A single User-agent: * block applies the same rules to Googlebot, GPTBot, CCBot, Bytespider, AhrefsBot, and every other crawler that reads your file. But these bots have fundamentally different purposes. Google indexes your pages for search. GPTBot may use your content for training or retrieval. Archive bots preserve snapshots. SEO tools scrape competitive data. Treating them all identically means you cannot set different boundaries for different uses.
The fix: Use specific User-agent blocks for categories that matter to your site. At minimum, separate search engines, AI crawlers, and known bad bots into distinct groups with distinct rules. This is the core principle behind Better Robots.txt's preset system: each category of bot gets a policy that matches its behavior and your intent.
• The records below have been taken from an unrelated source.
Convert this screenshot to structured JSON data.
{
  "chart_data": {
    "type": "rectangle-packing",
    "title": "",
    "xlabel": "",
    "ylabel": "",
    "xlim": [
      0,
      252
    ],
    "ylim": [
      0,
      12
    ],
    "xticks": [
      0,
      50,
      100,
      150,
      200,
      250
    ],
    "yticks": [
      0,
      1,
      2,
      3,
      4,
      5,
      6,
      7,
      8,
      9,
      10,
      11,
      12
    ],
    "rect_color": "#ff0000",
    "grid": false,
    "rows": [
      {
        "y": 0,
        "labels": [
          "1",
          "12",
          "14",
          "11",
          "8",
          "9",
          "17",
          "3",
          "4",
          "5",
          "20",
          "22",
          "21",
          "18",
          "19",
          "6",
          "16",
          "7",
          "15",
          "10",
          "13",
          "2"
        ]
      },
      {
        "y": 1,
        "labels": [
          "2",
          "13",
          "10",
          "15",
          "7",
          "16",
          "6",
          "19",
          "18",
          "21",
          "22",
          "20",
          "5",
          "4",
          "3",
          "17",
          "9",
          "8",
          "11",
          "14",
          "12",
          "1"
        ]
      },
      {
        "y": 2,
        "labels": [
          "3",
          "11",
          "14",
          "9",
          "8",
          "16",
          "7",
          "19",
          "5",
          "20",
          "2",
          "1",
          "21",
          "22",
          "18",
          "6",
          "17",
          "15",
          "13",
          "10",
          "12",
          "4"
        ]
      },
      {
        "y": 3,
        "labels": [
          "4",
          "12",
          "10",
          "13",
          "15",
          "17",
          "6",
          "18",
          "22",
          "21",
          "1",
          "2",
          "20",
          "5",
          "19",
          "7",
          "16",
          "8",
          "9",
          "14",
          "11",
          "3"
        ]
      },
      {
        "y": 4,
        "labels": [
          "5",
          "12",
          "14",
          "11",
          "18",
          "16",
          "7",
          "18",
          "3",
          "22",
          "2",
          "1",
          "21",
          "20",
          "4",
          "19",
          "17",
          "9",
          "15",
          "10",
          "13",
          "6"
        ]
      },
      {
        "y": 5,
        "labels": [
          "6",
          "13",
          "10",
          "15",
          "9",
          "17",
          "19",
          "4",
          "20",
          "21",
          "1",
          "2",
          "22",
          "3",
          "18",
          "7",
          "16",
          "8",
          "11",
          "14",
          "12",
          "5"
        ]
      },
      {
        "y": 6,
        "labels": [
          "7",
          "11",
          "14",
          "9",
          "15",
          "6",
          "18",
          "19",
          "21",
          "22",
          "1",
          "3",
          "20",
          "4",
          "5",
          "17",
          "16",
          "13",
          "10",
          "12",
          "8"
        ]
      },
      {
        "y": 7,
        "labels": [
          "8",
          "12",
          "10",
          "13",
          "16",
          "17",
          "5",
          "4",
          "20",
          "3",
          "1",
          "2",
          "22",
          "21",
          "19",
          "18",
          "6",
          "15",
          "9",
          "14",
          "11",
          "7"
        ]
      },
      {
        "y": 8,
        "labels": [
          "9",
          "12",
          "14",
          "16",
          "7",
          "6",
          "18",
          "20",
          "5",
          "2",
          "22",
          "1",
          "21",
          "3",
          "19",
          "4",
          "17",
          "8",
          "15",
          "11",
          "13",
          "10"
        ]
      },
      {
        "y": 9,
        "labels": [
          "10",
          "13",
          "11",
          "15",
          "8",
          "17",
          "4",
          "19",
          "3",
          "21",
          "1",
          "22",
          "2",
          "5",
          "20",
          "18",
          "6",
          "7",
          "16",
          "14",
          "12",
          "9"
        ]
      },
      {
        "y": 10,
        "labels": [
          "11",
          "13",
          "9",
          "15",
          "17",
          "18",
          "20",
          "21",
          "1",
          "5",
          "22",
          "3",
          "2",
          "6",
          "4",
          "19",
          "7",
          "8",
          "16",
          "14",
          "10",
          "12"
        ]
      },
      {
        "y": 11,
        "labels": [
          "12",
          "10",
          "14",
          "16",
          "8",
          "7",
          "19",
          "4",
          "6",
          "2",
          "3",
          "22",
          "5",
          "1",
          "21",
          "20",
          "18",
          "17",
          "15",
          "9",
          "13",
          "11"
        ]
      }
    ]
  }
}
The pattern behind these mistakes
All five mistakes share a common root: they treat robots.txt as a set-and-forget file instead of an active policy document. Your site changes. The crawler ecosystem changes. The expectations around AI usage, archiving, and data extraction change. A robots.txt that was adequate two years ago may be actively harmful today.
The best practice is to review your robots.txt at least quarterly, ideally with a tool that shows you what each rule does before it goes live. That is exactly what the review step in Better Robots.txt is designed for: you see the final output, line by line, before anything changes on your site.